Post
Topic
Board Bitcoin Discussion
Re: What Happens to the People Wanting to Run a Node in 20+ Years?
by
ranochigo
on 04/07/2021, 12:24:26 UTC
Yes, people will have to wait and download the whole blockchain, hopefully the bandwith will increase by that time.
Current bandwidth is more than sufficient to download the entire blockchain within a few hours at max. Problem is that there exist a ton of bottlenecks which can't be eliminated that easily. I don't think there is a particularly huge issue with an increase in the rate of transactions in the future; assuming transactions can take place off-chain and we can sustain an increase in the efficiency of the various components. I think Moore's law isn't that relevant anymore. We're already reaching 7nm nodes.

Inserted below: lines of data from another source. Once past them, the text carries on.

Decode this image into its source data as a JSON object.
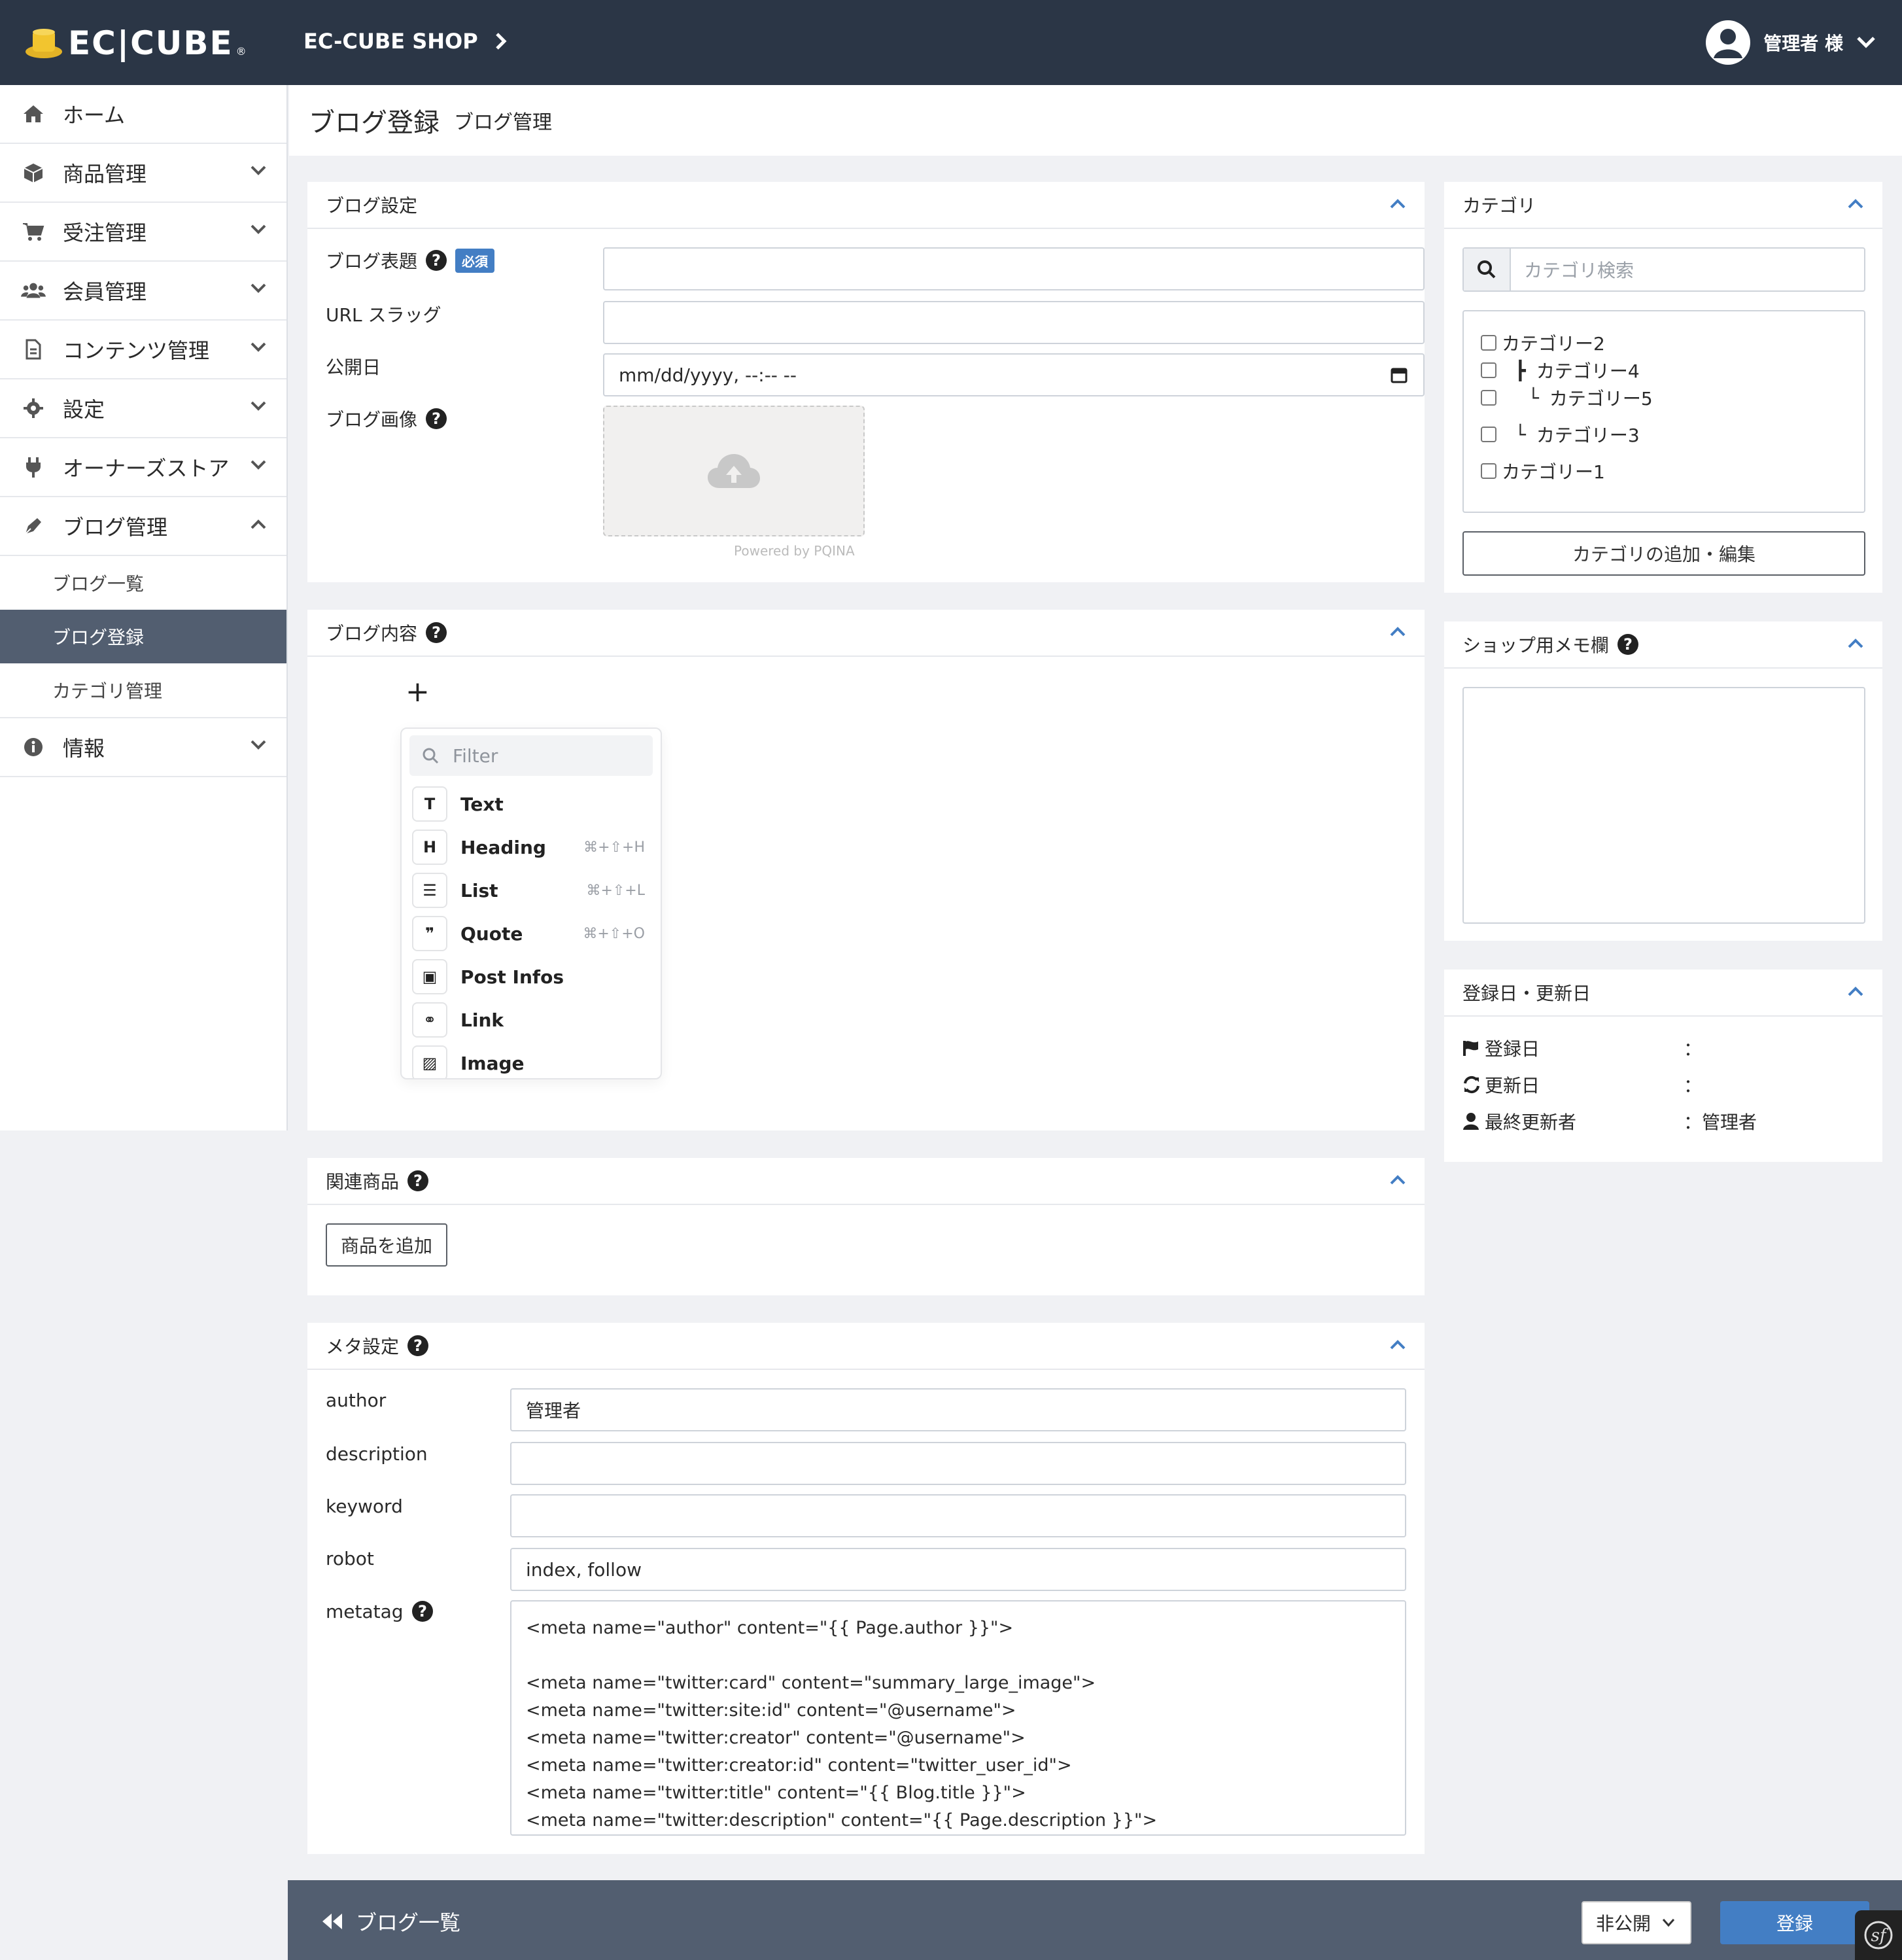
{
  "header": {
    "logo_text": "EC|CUBE",
    "shop_name": "EC-CUBE SHOP",
    "user_label": "管理者 様"
  },
  "sidebar": {
    "items": [
      {
        "label": "ホーム",
        "icon": "home-icon"
      },
      {
        "label": "商品管理",
        "icon": "box-icon"
      },
      {
        "label": "受注管理",
        "icon": "cart-icon"
      },
      {
        "label": "会員管理",
        "icon": "users-icon"
      },
      {
        "label": "コンテンツ管理",
        "icon": "file-icon"
      },
      {
        "label": "設定",
        "icon": "gear-icon"
      },
      {
        "label": "オーナーズストア",
        "icon": "plug-icon"
      },
      {
        "label": "ブログ管理",
        "icon": "pen-icon"
      },
      {
        "label": "情報",
        "icon": "info-icon"
      }
    ],
    "sub_items": [
      {
        "label": "ブログ一覧"
      },
      {
        "label": "ブログ登録"
      },
      {
        "label": "カテゴリ管理"
      }
    ]
  },
  "page": {
    "title": "ブログ登録",
    "subtitle": "ブログ管理"
  },
  "blog_settings": {
    "heading": "ブログ設定",
    "title_label": "ブログ表題",
    "required_badge": "必須",
    "slug_label": "URL スラッグ",
    "publish_label": "公開日",
    "publish_placeholder": "mm/dd/yyyy, --:-- --",
    "image_label": "ブログ画像",
    "powered_by": "Powered by PQINA"
  },
  "blog_content": {
    "heading": "ブログ内容",
    "add_symbol": "+",
    "filter_placeholder": "Filter",
    "blocks": [
      {
        "label": "Text",
        "glyph": "T",
        "shortcut": ""
      },
      {
        "label": "Heading",
        "glyph": "H",
        "shortcut": "⌘+⇧+H"
      },
      {
        "label": "List",
        "glyph": "☰",
        "shortcut": "⌘+⇧+L"
      },
      {
        "label": "Quote",
        "glyph": "❞",
        "shortcut": "⌘+⇧+O"
      },
      {
        "label": "Post Infos",
        "glyph": "▣",
        "shortcut": ""
      },
      {
        "label": "Link",
        "glyph": "⚭",
        "shortcut": ""
      },
      {
        "label": "Image",
        "glyph": "▨",
        "shortcut": ""
      }
    ]
  },
  "related_products": {
    "heading": "関連商品",
    "add_button": "商品を追加"
  },
  "meta": {
    "heading": "メタ設定",
    "author_label": "author",
    "author_value": "管理者",
    "description_label": "description",
    "keyword_label": "keyword",
    "robot_label": "robot",
    "robot_value": "index, follow",
    "metatag_label": "metatag",
    "metatag_value": "<meta name=\"author\" content=\"{{ Page.author }}\">\n\n<meta name=\"twitter:card\" content=\"summary_large_image\">\n<meta name=\"twitter:site:id\" content=\"@username\">\n<meta name=\"twitter:creator\" content=\"@username\">\n<meta name=\"twitter:creator:id\" content=\"twitter_user_id\">\n<meta name=\"twitter:title\" content=\"{{ Blog.title }}\">\n<meta name=\"twitter:description\" content=\"{{ Page.description }}\">"
  },
  "category": {
    "heading": "カテゴリ",
    "search_placeholder": "カテゴリ検索",
    "items": [
      {
        "label": "カテゴリー2",
        "prefix": ""
      },
      {
        "label": "カテゴリー4",
        "prefix": "┣"
      },
      {
        "label": "カテゴリー5",
        "prefix": "└"
      },
      {
        "label": "カテゴリー3",
        "prefix": "└"
      },
      {
        "label": "カテゴリー1",
        "prefix": ""
      }
    ],
    "edit_button": "カテゴリの追加・編集"
  },
  "memo": {
    "heading": "ショップ用メモ欄"
  },
  "dates": {
    "heading": "登録日・更新日",
    "created_label": "登録日",
    "updated_label": "更新日",
    "last_editor_label": "最終更新者",
    "created_value": "：",
    "updated_value": "：",
    "last_editor_value": "：管理者"
  },
  "footer": {
    "back_label": "ブログ一覧",
    "status_value": "非公開",
    "submit_label": "登録"
  },
  "colors": {
    "header_bg": "#2b3646",
    "accent": "#437ec4",
    "footer_bg": "#525e70"
  }
}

I would be more concerned about longer perspective, like 100 or 200 years, if our storage and bandwith technology will stagnate, eventually running a node could become a big problem, and the network would be slowly becoming more decentralized. Perhaps a blocksize reduction would be needed at some point in the future to combat this. But this is a problem for future generations.
Reducing block size is counterintuitive. We need bigger block size to support LN, even if we were to scale to our closest payment system competitor. It's quite evident that on-chain capacity isn't ideal right now, outright blocksize increase cannot be the only solution.